Rereading Ways of Seeing and Thinking About Commercial Illustration

Personal Illustration Project

I’ve just gone back to John Berger’s Ways of Seeing. It’s one of those books (and TV series) you bump into in art school, but it hits differently when you revisit it after working in the creative industry for a while.

Berger wasn’t talking about commercial illustration specifically, but so much of what he says about images, power, and context applies directly to it. Here are a few thoughts I’ve been mulling over:

Images Carry Power, Not Just Beauty

Berger insists that every image has an agenda—it reflects and reinforces certain ways of seeing the world. Commercial illustration is exactly that: images that sell not only products but also lifestyles, values, and ideals. When we draw for a brand, we’re shaping how people imagine themselves. That’s powerful, and sometimes a little uncomfortable.

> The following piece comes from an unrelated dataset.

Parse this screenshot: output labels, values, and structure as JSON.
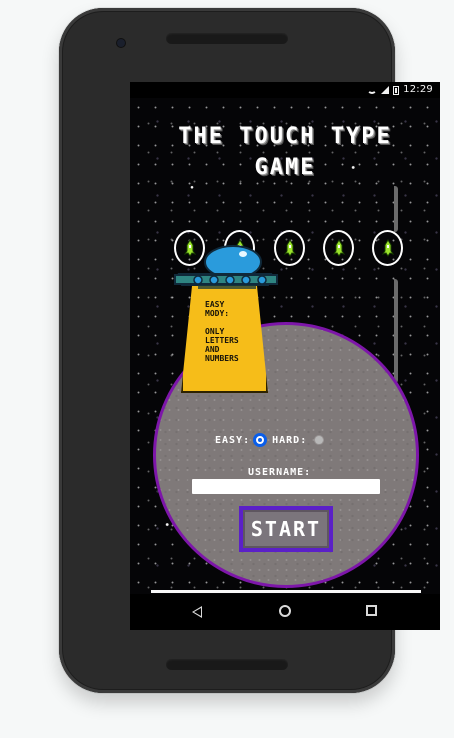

Context Changes Everything

One of Berger’s most famous points is that an artwork in a gallery means something different than the same image in a reproduction, on a postcard, or in an advert. For commercial illustration, this is obvious but worth stressing: an image on a billboard doesn’t land the same way as it does in a magazine or on Instagram. As illustrators, we can’t control everything, but being aware of context makes our work sharper.

The Male Gaze, Still Relevant

Berger’s chapter on the “male gaze” in art history—how women have been posed as objects to be looked at—feels disturbingly relevant in commercial illustration today. Fashion, beauty, lifestyle ads still lean on those tropes. The lesson isn’t just to critique them but to actively push for different, more complex ways of representing people. That’s where illustration can be radical: it can redraw the world.

Seeing Is Political

Berger argued that seeing isn’t neutral—it’s shaped by class, gender, and power. Commercial illustration isn’t neutral either. A cereal box illustration, a sneaker campaign, or an editorial spot all reflect decisions about who’s being spoken to and how. Rereading the book made me more conscious of those choices: who gets represented, who gets excluded, whose perspective is being normalised.

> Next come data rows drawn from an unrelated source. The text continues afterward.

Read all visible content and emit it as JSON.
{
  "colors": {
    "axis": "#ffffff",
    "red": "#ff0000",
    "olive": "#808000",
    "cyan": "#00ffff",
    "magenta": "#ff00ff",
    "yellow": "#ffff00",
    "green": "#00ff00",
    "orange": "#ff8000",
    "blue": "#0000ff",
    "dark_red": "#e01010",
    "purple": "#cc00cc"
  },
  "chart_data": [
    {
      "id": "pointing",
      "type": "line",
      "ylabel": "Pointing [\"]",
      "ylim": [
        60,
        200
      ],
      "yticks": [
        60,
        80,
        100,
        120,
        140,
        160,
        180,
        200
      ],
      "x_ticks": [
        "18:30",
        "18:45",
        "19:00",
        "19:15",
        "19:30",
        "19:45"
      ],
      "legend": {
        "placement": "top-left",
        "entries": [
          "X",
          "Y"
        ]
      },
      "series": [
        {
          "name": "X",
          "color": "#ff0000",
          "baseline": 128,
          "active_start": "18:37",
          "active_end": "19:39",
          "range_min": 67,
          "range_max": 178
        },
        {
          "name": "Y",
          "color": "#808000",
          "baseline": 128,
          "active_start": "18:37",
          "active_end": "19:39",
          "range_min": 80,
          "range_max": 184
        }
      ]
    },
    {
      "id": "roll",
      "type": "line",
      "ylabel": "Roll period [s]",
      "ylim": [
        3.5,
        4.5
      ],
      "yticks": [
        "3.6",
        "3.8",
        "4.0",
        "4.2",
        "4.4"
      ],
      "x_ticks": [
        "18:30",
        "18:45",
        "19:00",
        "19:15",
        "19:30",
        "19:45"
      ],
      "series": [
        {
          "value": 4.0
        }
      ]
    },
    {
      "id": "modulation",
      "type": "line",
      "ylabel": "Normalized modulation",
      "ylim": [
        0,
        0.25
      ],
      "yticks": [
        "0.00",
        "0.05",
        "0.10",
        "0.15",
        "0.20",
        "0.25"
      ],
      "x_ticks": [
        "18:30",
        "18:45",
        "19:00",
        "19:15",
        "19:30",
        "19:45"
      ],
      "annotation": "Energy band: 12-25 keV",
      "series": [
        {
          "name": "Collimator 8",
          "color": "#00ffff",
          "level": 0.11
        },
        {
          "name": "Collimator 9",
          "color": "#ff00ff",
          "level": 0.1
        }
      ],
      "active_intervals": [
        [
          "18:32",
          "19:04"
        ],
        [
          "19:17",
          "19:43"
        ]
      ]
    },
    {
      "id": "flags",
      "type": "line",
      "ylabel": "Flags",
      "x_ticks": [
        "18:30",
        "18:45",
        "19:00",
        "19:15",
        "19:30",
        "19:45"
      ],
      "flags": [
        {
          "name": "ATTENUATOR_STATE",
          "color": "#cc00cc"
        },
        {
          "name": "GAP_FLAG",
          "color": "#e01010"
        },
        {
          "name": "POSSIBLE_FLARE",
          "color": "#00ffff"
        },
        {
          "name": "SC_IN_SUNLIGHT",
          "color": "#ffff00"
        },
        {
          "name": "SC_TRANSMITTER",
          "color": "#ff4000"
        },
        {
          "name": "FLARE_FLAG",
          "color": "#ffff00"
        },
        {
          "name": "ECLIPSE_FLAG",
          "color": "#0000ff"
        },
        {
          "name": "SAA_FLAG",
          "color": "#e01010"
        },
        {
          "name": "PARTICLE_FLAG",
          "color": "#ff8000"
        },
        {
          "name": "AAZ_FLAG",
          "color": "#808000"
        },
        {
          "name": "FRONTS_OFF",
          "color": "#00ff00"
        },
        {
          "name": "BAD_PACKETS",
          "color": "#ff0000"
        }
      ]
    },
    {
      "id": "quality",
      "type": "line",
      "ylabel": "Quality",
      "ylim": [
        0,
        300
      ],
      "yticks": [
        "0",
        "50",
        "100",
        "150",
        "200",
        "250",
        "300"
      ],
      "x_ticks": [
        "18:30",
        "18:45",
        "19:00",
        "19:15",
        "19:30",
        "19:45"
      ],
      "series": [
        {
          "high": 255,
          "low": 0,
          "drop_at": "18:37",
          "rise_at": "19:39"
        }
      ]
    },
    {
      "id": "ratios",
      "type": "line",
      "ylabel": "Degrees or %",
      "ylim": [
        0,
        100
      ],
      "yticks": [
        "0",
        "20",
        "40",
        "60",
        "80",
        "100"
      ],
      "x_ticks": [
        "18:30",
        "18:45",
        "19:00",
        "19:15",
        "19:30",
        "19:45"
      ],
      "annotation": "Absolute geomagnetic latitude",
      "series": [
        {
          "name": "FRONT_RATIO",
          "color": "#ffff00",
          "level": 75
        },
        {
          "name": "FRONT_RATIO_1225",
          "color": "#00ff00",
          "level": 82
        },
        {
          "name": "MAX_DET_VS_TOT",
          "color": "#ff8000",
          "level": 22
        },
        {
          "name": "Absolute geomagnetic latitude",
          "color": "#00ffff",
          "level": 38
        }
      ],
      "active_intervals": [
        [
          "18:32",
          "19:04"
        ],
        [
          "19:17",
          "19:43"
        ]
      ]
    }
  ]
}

The Illustrator’s Responsibility

What I take from Berger is a reminder that illustration isn’t just decoration. Every line and colour carries assumptions, histories, and implications. Commercial illustration might be part of marketing, but it also contributes to the wider visual culture people swim in every day. If we see it that way, the job becomes more than selling—it becomes storytelling, critique, even resistance.

My Takeaway

Rereading Ways of Seeing reminded me that commercial illustration is never “just commercial.” Like Berger said of paintings, it teaches us ways of looking at ourselves and each other. And if that’s the case, maybe illustrators have more power—and more responsibility—than we usually admit.